The move continues Morgan Stanley’s strategy of taking equity stakes in local development partners in its chosen European markets or target sectors.

Just like RED, John Carrafiell, global co-head of real estate, described RGI as “fast-growing and entrepreneurial”.

He added in a statement: “RGI offers Morgan Stanley Real Estate an attractive entry into the Russian real estate market with an emphasis on central Moscow, a market characterized by fundamental undersupply of quality real estate.”

Both Russian investments have been made for the Morgan Stanley Real Estate’s Special Situations Fund III, which is an open-ended fund that makes non-controlling investments in securities of real estate companies globally.

Investors include institutional and Morgan Stanley Global Wealth Management investors from North America, Europe, the Middle East and Asia, as well as Morgan Stanley, which invested 25 percent of the total initial equity. The fund had raised $2.24 billion of equity by September.

When the fundraising finished, Tim Morris, managing director and chief investment officer of the fund, said: “Significant investment opportunities still exist in the global real estate markets whether it is in growth areas where real estate is vastly undersupplied; in distressed markets where real estate is undervalued; or developed markets where considerable pricing inefficiencies exist between public and private valuations.”

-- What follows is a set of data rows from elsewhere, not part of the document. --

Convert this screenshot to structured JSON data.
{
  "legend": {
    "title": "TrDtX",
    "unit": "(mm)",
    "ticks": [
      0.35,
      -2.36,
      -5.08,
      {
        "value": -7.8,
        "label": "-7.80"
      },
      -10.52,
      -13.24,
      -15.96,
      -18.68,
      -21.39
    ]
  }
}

The US bank is able to call on more than 600 people across 21 offices worldwide to help find opportunities.

Apart from Russia, growth and emerging markets with a requirement for growth capital are China, India, and Central and Eastern Europe. Morgan Stanley is also targeting corporate restructurings and arbitrage opportunities between public and private real estate valuations in developed markets such as Japan, the United Kingdom, Western Europe, the United States, Hong Kong and Korea.

In March the firm made its first move into India by investing around US$68 million in Mantri Developers Private Limited, a private Bangalore-based real estate developer founded in 1999.